Moreover, G&L conceded in oral argument that CACI 420,
as given in this case, was worded incorrectly. California law
forced G&L to concede error, for this excuse instruction failed to
explain the burden shifts to the defendant to establish the
defendant’s excuse. In 1958, Chief Justice Gibson explained
people who violate a statute have the burden of proving their
conduct was excusable. (Alarid v. Vanier (1958) 50 Cal.2d 617,
624 (Alarid).) By failing to make that point, the CACI instruction
The Alarid view accords with the Restatement Third of
Torts (§ 15, com. c, p. 173.). Our Supreme Court has recently
stressed the value of the Restatement as a source of California
tort law. (See Southern California Gas Leak Cases (2019) 7 Cal.
5th 391, 407.)
Under “Sources and Authorities,” CACI 420 pinpoint cited
this Alarid decision and quoted the key language about the
burden of proof. But the text of CACI 420 did not explain the
burden of proof shifts to the defendant who seeks to use it as a
rebuttal to a negligence per se instruction. G&L exploited this
error in the corresponding jury instruction by arguing BakerSmith
failed to meet her burden of proof.
Because it is equally probable the jury found for G&L on an
erroneous excuse theory as it is that jurors found G&L had no
mattress, we cannot say these errors were harmless. (Casey,
supra, 138 Cal.App.3d at p. 386.) We therefore must reverse the
judgment and remand the case. (Ibid.) On retrial, the court
must give neither CACI 420 nor any other excuse instruction
based on these facts.
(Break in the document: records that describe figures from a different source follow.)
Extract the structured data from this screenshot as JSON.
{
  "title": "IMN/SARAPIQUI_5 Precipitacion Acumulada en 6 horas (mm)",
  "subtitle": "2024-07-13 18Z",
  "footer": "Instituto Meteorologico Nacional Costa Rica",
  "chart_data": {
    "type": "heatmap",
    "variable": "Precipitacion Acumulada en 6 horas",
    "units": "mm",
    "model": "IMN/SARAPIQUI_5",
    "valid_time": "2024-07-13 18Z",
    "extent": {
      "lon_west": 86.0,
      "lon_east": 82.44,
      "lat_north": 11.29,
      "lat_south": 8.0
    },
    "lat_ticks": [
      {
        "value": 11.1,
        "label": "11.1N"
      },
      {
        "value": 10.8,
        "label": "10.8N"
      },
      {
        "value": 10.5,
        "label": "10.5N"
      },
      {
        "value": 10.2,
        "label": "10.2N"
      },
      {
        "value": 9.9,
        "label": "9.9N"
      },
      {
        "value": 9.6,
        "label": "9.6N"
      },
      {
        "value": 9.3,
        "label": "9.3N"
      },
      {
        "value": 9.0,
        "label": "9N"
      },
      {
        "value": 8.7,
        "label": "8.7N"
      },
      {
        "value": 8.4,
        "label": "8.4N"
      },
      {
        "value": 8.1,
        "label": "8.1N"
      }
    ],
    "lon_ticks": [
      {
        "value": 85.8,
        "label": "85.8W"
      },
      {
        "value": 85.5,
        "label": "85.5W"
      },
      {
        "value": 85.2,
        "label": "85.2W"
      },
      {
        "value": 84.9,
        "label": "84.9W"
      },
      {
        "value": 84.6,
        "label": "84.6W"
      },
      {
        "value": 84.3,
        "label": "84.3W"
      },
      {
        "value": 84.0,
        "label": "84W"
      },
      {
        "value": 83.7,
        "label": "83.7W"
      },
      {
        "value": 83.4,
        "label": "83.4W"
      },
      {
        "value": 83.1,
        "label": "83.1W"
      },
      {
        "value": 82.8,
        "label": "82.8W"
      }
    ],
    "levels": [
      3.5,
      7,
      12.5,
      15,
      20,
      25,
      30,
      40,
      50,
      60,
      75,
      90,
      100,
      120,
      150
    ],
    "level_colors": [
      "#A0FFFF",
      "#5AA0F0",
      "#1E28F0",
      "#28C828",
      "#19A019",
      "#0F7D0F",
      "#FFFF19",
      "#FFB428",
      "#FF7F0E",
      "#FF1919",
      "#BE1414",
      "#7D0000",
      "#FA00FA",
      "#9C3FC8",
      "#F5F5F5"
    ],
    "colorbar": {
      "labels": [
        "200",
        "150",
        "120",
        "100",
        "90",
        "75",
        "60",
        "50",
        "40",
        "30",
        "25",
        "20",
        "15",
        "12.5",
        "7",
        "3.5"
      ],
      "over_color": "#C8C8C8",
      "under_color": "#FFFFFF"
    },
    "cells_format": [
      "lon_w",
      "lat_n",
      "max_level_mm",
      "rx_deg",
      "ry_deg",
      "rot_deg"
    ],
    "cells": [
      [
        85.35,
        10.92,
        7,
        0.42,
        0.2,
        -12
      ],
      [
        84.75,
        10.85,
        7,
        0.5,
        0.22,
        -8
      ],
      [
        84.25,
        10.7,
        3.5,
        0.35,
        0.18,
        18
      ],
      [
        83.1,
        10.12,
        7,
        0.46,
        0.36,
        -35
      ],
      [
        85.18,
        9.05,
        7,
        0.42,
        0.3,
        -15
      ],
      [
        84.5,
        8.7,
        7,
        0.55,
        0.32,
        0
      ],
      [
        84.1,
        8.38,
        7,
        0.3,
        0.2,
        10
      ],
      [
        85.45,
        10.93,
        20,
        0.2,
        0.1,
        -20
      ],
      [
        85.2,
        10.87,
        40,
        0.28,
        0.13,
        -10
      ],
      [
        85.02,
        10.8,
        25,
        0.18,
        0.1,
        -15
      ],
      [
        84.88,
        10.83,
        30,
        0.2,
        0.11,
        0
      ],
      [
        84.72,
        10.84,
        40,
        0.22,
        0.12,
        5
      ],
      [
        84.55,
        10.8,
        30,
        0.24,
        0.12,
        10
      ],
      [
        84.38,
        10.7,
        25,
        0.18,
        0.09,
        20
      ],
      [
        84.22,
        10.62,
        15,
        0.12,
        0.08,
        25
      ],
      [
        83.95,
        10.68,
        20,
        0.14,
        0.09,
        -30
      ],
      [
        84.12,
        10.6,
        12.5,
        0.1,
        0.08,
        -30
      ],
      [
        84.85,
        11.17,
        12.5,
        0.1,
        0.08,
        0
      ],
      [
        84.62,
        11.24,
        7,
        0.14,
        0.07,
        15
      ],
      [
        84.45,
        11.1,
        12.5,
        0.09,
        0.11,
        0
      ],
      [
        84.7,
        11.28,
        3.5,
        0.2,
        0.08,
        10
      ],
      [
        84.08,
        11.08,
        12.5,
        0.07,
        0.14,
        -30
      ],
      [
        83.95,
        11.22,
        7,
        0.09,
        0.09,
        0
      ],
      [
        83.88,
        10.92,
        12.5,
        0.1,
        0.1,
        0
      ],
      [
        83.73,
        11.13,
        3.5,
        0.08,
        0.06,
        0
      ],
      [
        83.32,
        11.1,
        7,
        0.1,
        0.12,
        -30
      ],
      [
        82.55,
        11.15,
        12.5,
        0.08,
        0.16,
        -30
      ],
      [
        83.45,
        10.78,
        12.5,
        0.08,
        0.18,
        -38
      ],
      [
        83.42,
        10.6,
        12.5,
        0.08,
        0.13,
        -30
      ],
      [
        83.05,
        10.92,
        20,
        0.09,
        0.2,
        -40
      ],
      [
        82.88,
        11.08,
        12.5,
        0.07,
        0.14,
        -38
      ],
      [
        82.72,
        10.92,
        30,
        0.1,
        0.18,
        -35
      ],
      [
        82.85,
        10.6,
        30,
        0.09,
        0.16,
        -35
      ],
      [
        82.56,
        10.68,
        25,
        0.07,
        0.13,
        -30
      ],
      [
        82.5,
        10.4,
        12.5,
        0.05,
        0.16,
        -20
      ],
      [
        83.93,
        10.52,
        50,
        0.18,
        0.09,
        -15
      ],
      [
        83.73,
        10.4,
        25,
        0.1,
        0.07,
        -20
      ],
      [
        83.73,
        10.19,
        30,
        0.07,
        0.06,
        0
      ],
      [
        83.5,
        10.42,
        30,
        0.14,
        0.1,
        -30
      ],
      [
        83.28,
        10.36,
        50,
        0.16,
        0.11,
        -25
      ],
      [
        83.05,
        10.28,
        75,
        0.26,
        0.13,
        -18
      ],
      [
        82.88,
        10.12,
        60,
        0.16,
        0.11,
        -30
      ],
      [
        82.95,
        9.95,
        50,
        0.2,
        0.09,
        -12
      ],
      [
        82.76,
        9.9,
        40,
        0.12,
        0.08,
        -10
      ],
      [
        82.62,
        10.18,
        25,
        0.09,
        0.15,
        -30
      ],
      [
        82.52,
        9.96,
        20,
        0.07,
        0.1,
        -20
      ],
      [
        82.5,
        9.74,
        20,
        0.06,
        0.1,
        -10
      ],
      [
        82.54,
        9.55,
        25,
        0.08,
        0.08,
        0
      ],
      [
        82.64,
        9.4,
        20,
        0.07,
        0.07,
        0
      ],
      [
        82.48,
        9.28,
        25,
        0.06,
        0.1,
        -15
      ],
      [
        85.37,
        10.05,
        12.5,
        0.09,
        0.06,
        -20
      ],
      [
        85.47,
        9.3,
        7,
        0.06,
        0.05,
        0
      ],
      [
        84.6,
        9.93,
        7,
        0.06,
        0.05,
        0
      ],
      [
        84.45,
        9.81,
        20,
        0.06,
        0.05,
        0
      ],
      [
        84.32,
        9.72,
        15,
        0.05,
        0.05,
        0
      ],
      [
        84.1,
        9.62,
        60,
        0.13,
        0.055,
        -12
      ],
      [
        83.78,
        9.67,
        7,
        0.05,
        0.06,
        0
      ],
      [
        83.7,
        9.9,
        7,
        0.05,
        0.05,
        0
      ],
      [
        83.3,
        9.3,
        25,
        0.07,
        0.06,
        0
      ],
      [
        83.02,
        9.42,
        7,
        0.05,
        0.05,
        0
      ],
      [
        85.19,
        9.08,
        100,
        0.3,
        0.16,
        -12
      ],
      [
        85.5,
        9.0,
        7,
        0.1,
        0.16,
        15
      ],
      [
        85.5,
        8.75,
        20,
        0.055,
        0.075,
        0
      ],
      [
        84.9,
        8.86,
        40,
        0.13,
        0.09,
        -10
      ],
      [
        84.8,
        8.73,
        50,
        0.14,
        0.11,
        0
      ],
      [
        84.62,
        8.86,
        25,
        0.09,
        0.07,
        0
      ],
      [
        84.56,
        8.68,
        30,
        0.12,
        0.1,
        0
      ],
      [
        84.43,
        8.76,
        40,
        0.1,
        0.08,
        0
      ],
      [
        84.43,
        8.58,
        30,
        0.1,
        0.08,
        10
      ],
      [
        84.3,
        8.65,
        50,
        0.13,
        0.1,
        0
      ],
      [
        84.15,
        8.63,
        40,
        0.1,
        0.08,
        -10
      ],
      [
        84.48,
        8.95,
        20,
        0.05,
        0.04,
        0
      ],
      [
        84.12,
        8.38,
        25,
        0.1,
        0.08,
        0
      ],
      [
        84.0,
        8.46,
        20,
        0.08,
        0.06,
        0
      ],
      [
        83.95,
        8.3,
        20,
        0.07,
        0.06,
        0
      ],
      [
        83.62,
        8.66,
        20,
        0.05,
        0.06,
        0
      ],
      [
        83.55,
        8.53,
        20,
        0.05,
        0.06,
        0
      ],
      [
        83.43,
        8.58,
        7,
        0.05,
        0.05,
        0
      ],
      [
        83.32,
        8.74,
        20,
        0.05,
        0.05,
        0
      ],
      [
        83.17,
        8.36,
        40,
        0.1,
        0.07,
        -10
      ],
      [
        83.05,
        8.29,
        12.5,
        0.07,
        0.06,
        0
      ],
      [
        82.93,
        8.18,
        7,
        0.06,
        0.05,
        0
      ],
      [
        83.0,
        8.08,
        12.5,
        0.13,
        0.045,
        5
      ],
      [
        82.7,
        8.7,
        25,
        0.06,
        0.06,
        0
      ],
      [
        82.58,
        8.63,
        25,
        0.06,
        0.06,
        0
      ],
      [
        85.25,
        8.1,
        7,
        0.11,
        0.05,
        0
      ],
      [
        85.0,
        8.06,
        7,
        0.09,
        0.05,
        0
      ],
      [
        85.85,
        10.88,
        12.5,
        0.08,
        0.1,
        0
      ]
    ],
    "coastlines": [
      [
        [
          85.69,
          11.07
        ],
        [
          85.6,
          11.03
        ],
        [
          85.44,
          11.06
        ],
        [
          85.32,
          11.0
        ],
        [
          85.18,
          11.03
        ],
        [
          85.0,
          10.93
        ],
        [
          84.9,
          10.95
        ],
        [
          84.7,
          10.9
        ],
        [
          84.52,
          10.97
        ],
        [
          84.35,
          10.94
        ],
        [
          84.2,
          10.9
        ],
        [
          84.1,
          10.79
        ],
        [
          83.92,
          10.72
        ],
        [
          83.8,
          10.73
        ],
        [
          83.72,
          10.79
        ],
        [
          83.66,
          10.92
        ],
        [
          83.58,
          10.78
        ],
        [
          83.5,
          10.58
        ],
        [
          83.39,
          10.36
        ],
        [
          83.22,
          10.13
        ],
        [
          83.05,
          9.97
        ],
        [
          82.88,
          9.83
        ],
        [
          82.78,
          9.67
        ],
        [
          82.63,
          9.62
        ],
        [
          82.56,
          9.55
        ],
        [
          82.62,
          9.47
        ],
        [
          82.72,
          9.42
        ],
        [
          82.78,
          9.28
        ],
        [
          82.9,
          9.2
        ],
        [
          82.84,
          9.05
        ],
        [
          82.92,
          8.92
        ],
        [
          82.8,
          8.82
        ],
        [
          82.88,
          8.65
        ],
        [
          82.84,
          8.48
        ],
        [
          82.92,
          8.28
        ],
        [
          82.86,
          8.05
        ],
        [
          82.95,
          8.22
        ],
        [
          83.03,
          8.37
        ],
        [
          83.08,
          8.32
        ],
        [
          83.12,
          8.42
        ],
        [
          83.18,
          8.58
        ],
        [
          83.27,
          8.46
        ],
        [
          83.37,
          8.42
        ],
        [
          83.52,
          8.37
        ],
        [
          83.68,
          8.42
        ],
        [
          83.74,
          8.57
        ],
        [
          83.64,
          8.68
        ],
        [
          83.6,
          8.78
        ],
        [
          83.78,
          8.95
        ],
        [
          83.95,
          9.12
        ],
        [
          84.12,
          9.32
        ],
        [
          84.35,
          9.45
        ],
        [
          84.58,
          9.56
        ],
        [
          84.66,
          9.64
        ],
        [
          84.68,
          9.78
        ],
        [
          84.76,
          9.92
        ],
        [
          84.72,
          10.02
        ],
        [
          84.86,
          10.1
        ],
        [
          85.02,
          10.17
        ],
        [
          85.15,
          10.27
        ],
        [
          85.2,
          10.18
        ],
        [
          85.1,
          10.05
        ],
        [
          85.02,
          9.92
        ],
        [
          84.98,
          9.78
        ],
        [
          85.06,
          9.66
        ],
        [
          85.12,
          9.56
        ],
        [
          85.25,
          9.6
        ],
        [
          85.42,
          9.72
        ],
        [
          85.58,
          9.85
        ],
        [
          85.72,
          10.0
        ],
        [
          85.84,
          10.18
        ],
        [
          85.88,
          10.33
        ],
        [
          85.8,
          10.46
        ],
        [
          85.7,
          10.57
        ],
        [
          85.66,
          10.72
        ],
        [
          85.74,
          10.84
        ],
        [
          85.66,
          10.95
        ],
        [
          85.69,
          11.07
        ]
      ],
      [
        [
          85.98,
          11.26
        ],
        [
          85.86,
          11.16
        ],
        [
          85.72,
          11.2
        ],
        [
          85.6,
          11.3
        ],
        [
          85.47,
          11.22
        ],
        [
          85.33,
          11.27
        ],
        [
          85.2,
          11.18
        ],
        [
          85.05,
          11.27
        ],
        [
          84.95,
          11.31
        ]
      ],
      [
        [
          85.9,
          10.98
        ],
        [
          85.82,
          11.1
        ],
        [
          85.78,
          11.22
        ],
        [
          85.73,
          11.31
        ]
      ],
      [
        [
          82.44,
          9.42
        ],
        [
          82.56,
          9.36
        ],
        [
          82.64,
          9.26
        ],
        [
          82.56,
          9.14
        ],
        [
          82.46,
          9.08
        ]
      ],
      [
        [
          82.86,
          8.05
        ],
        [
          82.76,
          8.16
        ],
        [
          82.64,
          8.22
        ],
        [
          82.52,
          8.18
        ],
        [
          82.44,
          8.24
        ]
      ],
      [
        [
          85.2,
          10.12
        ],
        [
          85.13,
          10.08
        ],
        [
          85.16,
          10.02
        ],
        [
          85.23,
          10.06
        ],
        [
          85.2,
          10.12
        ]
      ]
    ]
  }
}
It would also be appropriate to include a
question on a special verdict form, if one is used again, to isolate
the jury’s determination about whether G&L did or did not break
the secure-the-cargo law.
We have examined the parties’ other contentions. G&L’s
claim that Baker-Smith waived rights by approving the verdict
form is incorrect, because she protested the jury instruction at
issue. “It would unduly lengthen this opinion” to say more than
the parties’ other contentions are insubstantial and do not alter
our analysis. (Berkovitz, supra, 191 Cal. at p. 200.)

Outcome: The judgment is reversed and the case is remanded for a new trial or other appropriate proceedings. Baker-Smith is entitled to costs on appeal.